Parque Quilombo dos Palmares

O único parque temático dedicado à cultura afro-brasileira fica perto de Maceió e tem entrada gratuita

Lígia Hipólito Do BOL, Na Serra da Barriga (AL)
Beto Macário/UOL

Zumbi foi o mais conhecido rei de Palmares, maior comunidade quilombola das Américas, que resistiu ao sistema escravocrata durante quase 100 anos, tendo seu auge na segunda metade do século 17 - na região da então Capitania de Pernambuco. Mas o que pouca gente sabe é que o Quilombo dos Palmares foi instituído por uma mulher: Aqualtune, princesa do Congo escravizada no Brasil.

Não aceitando as correntes, ela liderou uma rebelião com um grupo de 40 pessoas, que caminhou rumo à Serra da Barriga, firmando o território de uma sociedade livre. Nascia, ali, um novo povoado contra engenhos e açoites: a Grande Federação Negra Palmarina.   

Essas e outras histórias compõem o roteiro de uma verdadeira aula viva: o passeio pelo Parque Memorial Quilombo dos Palmares, em União dos Palmares (AL).

Beto Macário/BOL

Sejam bem-vindos à Serra da Barriga!

O Parque Memorial Quilombo dos Palmares foi implantado em 2007 pelo Ministério da Cultura, por meio da Fundação Cultural Palmares, como resultado de uma luta de mais de 25 anos do Movimento Negro brasileiro. Está localizado a cerca de 77 km de Maceió, no alto da Serra da Barriga, região com 27,92 km² de extensão que abrigava o Quilombo dos Palmares e que foi tombada pelo Instituto do Patrimônio Histórico e Artístico Nacional (Iphan) em 1985.

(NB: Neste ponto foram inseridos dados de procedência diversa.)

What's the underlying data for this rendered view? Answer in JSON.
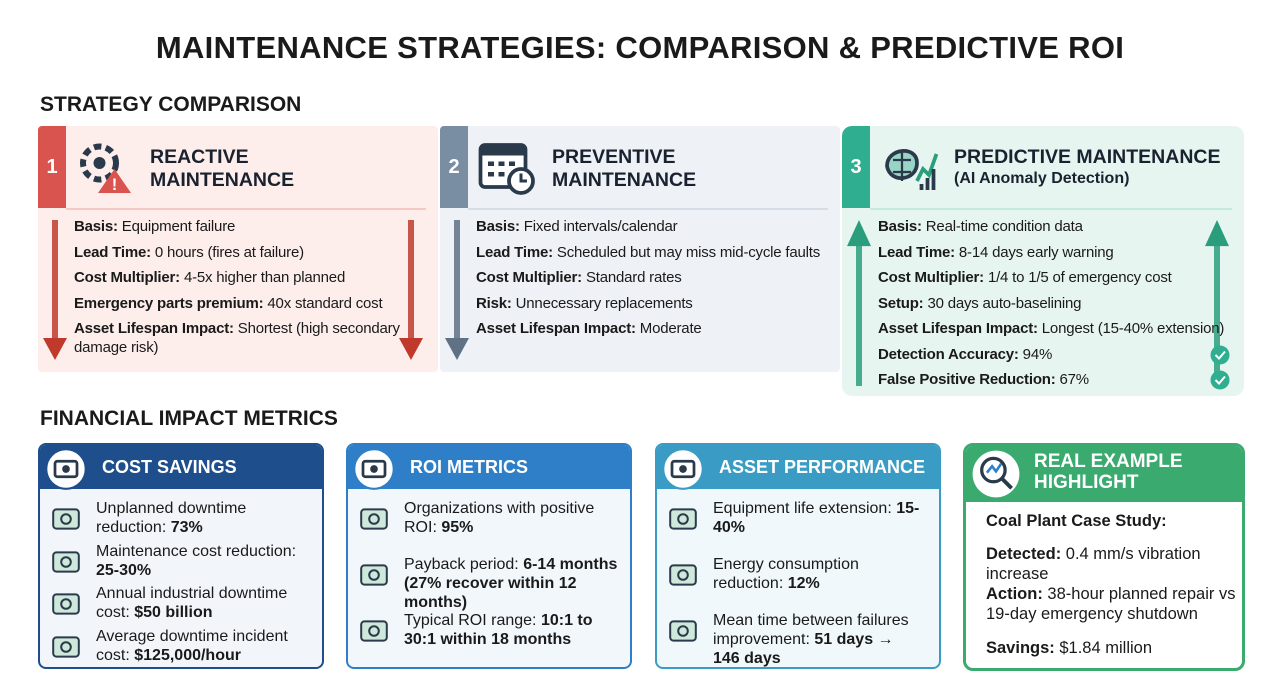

Em 2017, a Serra da Barriga tornou-se também patrimônio cultural do Mercosul, em certificação concedida no dia 11 de novembro. De acordo com o Iphan, o título, além de reconhecer indivíduos e comunidades de matrizes africanas no continente americano, também representa uma reparação às perseguições e intolerância praticadas e reveladas por meio dos quilombos. 

A visita ao Parque Memorial conduz turistas e estudantes ao universo da República dos Palmares - o maior, mais duradouro e mais organizado quilombo das Américas. É uma espécie de maquete viva, com algumas réplicas em tamanho natural.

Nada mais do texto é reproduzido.